L’Organisation mondiale de la santé (OMS) définit la résistance aux antimicrobiens (RAM) comme le moment où les bactéries, les virus, les champignons et les parasites ne réagissent plus aux médicaments conçus pour les traiter. Par conséquent, les antibiotiques, les antifongiques et d’autres traitements essentiels deviennent inefficaces, transformant les infections autrefois faciles à traiter en affections graves et potentiellement mortelles. La RAM est désormais reconnue comme l’une des principales menaces mondiales pour la santé publique, ce qui lui vaut le qualificatif de « pandémie silencieuse ».

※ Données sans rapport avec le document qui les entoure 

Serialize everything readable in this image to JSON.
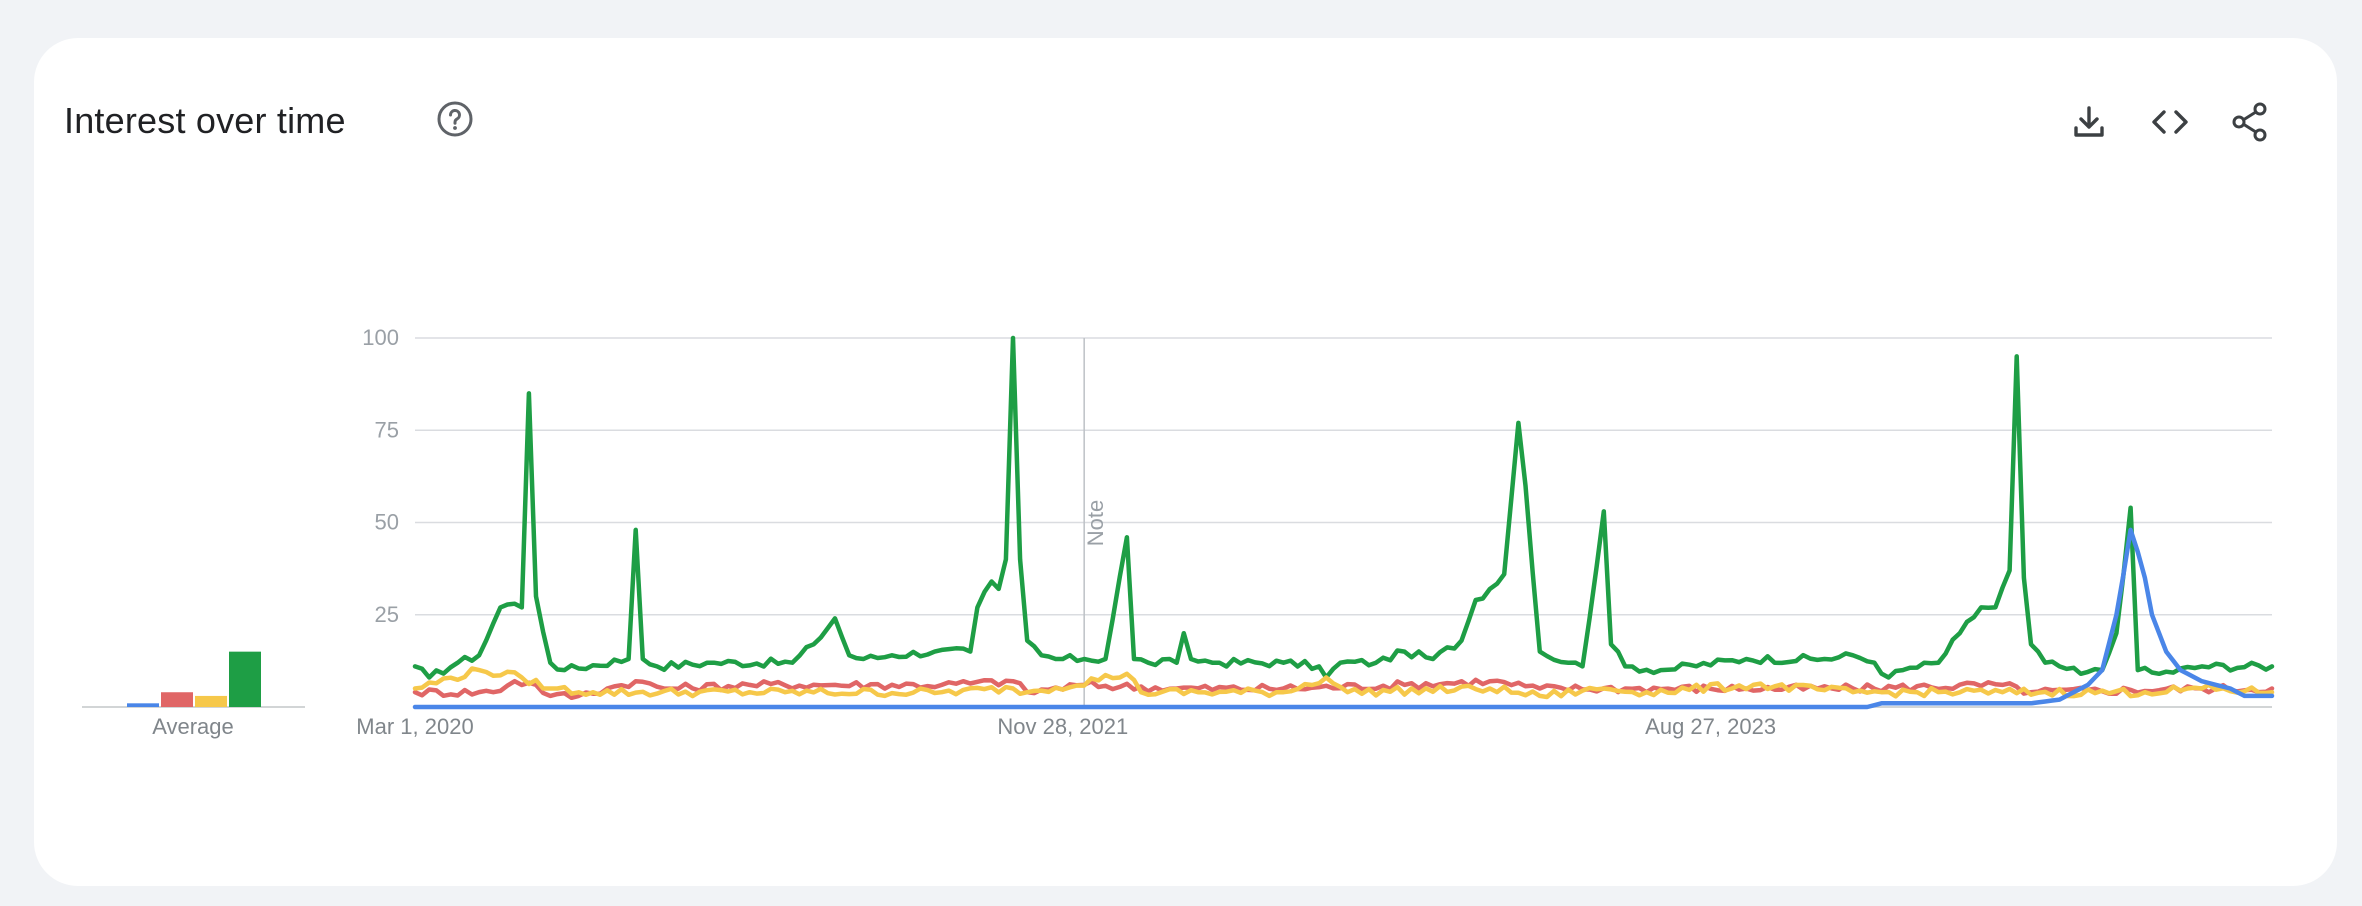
{
  "header": {
    "title": "Interest over time",
    "icons": {
      "help": "help-circle-icon",
      "download": "download-icon",
      "embed": "embed-code-icon",
      "share": "share-icon"
    }
  },
  "colors": {
    "blue": "#4a86e8",
    "red": "#e06666",
    "yellow": "#f6c84a",
    "green": "#1e9e45",
    "grid": "#dadce0",
    "axis_text": "#80868b"
  },
  "chart_data": [
    {
      "type": "bar",
      "categories": [
        "",
        "",
        "",
        ""
      ],
      "values": [
        1,
        4,
        3,
        15
      ],
      "colors": [
        "#4a86e8",
        "#e06666",
        "#f6c84a",
        "#1e9e45"
      ],
      "xlabel": "Average",
      "ylim": [
        0,
        100
      ]
    },
    {
      "type": "line",
      "x_range": [
        "Mar 1, 2020",
        "2025-03-01"
      ],
      "x_ticks": [
        {
          "date": "2020-03-01",
          "label": "Mar 1, 2020"
        },
        {
          "date": "2021-11-28",
          "label": "Nov 28, 2021"
        },
        {
          "date": "2023-08-27",
          "label": "Aug 27, 2023"
        }
      ],
      "y_ticks": [
        25,
        50,
        75,
        100
      ],
      "ylim": [
        0,
        100
      ],
      "grid": true,
      "annotations": [
        {
          "date": "2021-12-19",
          "label": "Note"
        }
      ],
      "series": [
        {
          "color": "#1e9e45",
          "baseline": 12,
          "keypoints": [
            [
              "2020-03-01",
              11
            ],
            [
              "2020-03-15",
              8
            ],
            [
              "2020-04-12",
              12
            ],
            [
              "2020-05-03",
              14
            ],
            [
              "2020-05-24",
              27
            ],
            [
              "2020-06-07",
              28
            ],
            [
              "2020-06-14",
              27
            ],
            [
              "2020-06-21",
              85
            ],
            [
              "2020-06-28",
              30
            ],
            [
              "2020-07-12",
              12
            ],
            [
              "2020-07-26",
              10
            ],
            [
              "2020-09-27",
              13
            ],
            [
              "2020-10-04",
              48
            ],
            [
              "2020-10-11",
              13
            ],
            [
              "2020-10-25",
              11
            ],
            [
              "2020-12-20",
              12
            ],
            [
              "2021-03-07",
              12
            ],
            [
              "2021-03-28",
              17
            ],
            [
              "2021-04-18",
              24
            ],
            [
              "2021-05-02",
              14
            ],
            [
              "2021-05-16",
              13
            ],
            [
              "2021-06-13",
              14
            ],
            [
              "2021-07-25",
              15
            ],
            [
              "2021-08-29",
              15
            ],
            [
              "2021-09-05",
              27
            ],
            [
              "2021-09-19",
              34
            ],
            [
              "2021-09-26",
              32
            ],
            [
              "2021-10-03",
              40
            ],
            [
              "2021-10-10",
              100
            ],
            [
              "2021-10-17",
              40
            ],
            [
              "2021-10-24",
              18
            ],
            [
              "2021-11-07",
              14
            ],
            [
              "2021-11-21",
              13
            ],
            [
              "2021-12-19",
              13
            ],
            [
              "2022-01-09",
              13
            ],
            [
              "2022-01-30",
              46
            ],
            [
              "2022-02-06",
              13
            ],
            [
              "2022-02-20",
              12
            ],
            [
              "2022-03-20",
              12
            ],
            [
              "2022-03-27",
              20
            ],
            [
              "2022-04-03",
              13
            ],
            [
              "2022-05-01",
              12
            ],
            [
              "2022-07-03",
              12
            ],
            [
              "2022-08-07",
              11
            ],
            [
              "2022-08-14",
              8
            ],
            [
              "2022-08-28",
              12
            ],
            [
              "2022-10-02",
              12
            ],
            [
              "2022-10-30",
              15
            ],
            [
              "2022-11-27",
              13
            ],
            [
              "2022-12-25",
              18
            ],
            [
              "2023-01-08",
              29
            ],
            [
              "2023-01-22",
              32
            ],
            [
              "2023-02-05",
              36
            ],
            [
              "2023-02-19",
              77
            ],
            [
              "2023-02-26",
              60
            ],
            [
              "2023-03-12",
              15
            ],
            [
              "2023-04-09",
              12
            ],
            [
              "2023-04-23",
              11
            ],
            [
              "2023-05-14",
              53
            ],
            [
              "2023-05-21",
              17
            ],
            [
              "2023-06-04",
              11
            ],
            [
              "2023-07-09",
              10
            ],
            [
              "2023-10-01",
              13
            ],
            [
              "2023-12-17",
              13
            ],
            [
              "2024-01-14",
              14
            ],
            [
              "2024-02-04",
              12
            ],
            [
              "2024-02-18",
              8
            ],
            [
              "2024-03-03",
              10
            ],
            [
              "2024-04-07",
              12
            ],
            [
              "2024-04-28",
              20
            ],
            [
              "2024-05-19",
              27
            ],
            [
              "2024-06-02",
              27
            ],
            [
              "2024-06-16",
              37
            ],
            [
              "2024-06-23",
              95
            ],
            [
              "2024-06-30",
              35
            ],
            [
              "2024-07-07",
              17
            ],
            [
              "2024-07-21",
              12
            ],
            [
              "2024-08-04",
              11
            ],
            [
              "2024-08-25",
              9
            ],
            [
              "2024-09-15",
              10
            ],
            [
              "2024-09-29",
              20
            ],
            [
              "2024-10-13",
              54
            ],
            [
              "2024-10-20",
              10
            ],
            [
              "2024-11-10",
              9
            ],
            [
              "2024-12-22",
              11
            ],
            [
              "2025-03-01",
              11
            ]
          ]
        },
        {
          "color": "#e06666",
          "baseline": 5,
          "keypoints": [
            [
              "2020-03-01",
              4
            ],
            [
              "2020-05-17",
              4
            ],
            [
              "2020-06-07",
              7
            ],
            [
              "2020-06-28",
              6
            ],
            [
              "2020-07-12",
              3
            ],
            [
              "2020-08-09",
              3
            ],
            [
              "2020-09-06",
              5
            ],
            [
              "2020-10-04",
              7
            ],
            [
              "2020-11-01",
              5
            ],
            [
              "2021-01-24",
              6
            ],
            [
              "2021-04-18",
              6
            ],
            [
              "2021-08-01",
              6
            ],
            [
              "2021-10-10",
              7
            ],
            [
              "2021-10-24",
              4
            ],
            [
              "2021-12-19",
              6
            ],
            [
              "2022-03-20",
              5
            ],
            [
              "2022-07-03",
              5
            ],
            [
              "2022-10-30",
              6
            ],
            [
              "2023-01-22",
              7
            ],
            [
              "2023-03-12",
              5
            ],
            [
              "2023-06-04",
              5
            ],
            [
              "2023-10-01",
              5
            ],
            [
              "2024-01-14",
              5
            ],
            [
              "2024-06-09",
              6
            ],
            [
              "2024-07-07",
              4
            ],
            [
              "2024-12-22",
              5
            ],
            [
              "2025-03-01",
              5
            ]
          ]
        },
        {
          "color": "#f6c84a",
          "baseline": 4,
          "keypoints": [
            [
              "2020-03-01",
              5
            ],
            [
              "2020-05-03",
              10
            ],
            [
              "2020-06-14",
              8
            ],
            [
              "2020-07-12",
              5
            ],
            [
              "2020-08-23",
              4
            ],
            [
              "2021-02-28",
              4
            ],
            [
              "2021-08-01",
              4
            ],
            [
              "2021-10-10",
              5
            ],
            [
              "2021-10-24",
              4
            ],
            [
              "2022-01-30",
              9
            ],
            [
              "2022-02-13",
              4
            ],
            [
              "2022-07-03",
              4
            ],
            [
              "2022-08-14",
              8
            ],
            [
              "2022-09-04",
              4
            ],
            [
              "2023-01-22",
              5
            ],
            [
              "2023-03-12",
              3
            ],
            [
              "2023-05-14",
              5
            ],
            [
              "2023-06-25",
              4
            ],
            [
              "2023-10-08",
              6
            ],
            [
              "2024-01-14",
              4
            ],
            [
              "2024-06-09",
              4
            ],
            [
              "2024-10-27",
              4
            ],
            [
              "2024-12-22",
              5
            ],
            [
              "2025-03-01",
              4
            ]
          ]
        },
        {
          "color": "#4a86e8",
          "baseline": 0,
          "keypoints": [
            [
              "2020-03-01",
              0
            ],
            [
              "2024-01-28",
              0
            ],
            [
              "2024-02-11",
              1
            ],
            [
              "2024-05-19",
              1
            ],
            [
              "2024-07-07",
              1
            ],
            [
              "2024-08-04",
              2
            ],
            [
              "2024-09-01",
              6
            ],
            [
              "2024-09-15",
              10
            ],
            [
              "2024-09-29",
              25
            ],
            [
              "2024-10-06",
              36
            ],
            [
              "2024-10-13",
              48
            ],
            [
              "2024-10-20",
              42
            ],
            [
              "2024-10-27",
              35
            ],
            [
              "2024-11-03",
              25
            ],
            [
              "2024-11-17",
              15
            ],
            [
              "2024-12-01",
              10
            ],
            [
              "2024-12-22",
              7
            ],
            [
              "2025-01-19",
              5
            ],
            [
              "2025-02-02",
              3
            ],
            [
              "2025-03-01",
              3
            ]
          ]
        }
      ]
    }
  ]
}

La semaine du 18 au 24 novembre est la Semaine mondiale de la résistance aux antimicrobiens : une campagne mondiale visant à sensibiliser, à améliorer la compréhension à l’égard de la RAM et à promouvoir les pratiques exemplaires à cet effet au sein des parties prenantes de l’approche « Une seule santé » de l’OMS. L’objectif consiste à réduire l’émergence et la propagation d’infections résistantes aux médicaments qui mettent en danger la santé des personnes, des animaux et de notre environnement.
Les effets de la RAM se font déjà sentir dans tout le Canada. Selon un rapport de 2019 du Conseil des académies canadiennes, les infections résistantes ont été responsables de plus de 14 000 décès et ont coûté à notre système de santé plus de 2 milliards de dollars par an. En l’absence de mesures décisives, ces chiffres pourraient grimper en flèche. D’ici 2050, on estime que les taux de résistance pourraient atteindre 40 %, ce qui pourrait entraîner la perte de près de 396 000 vies canadiennes et une baisse de 388 milliards de dollars du PIB du pays.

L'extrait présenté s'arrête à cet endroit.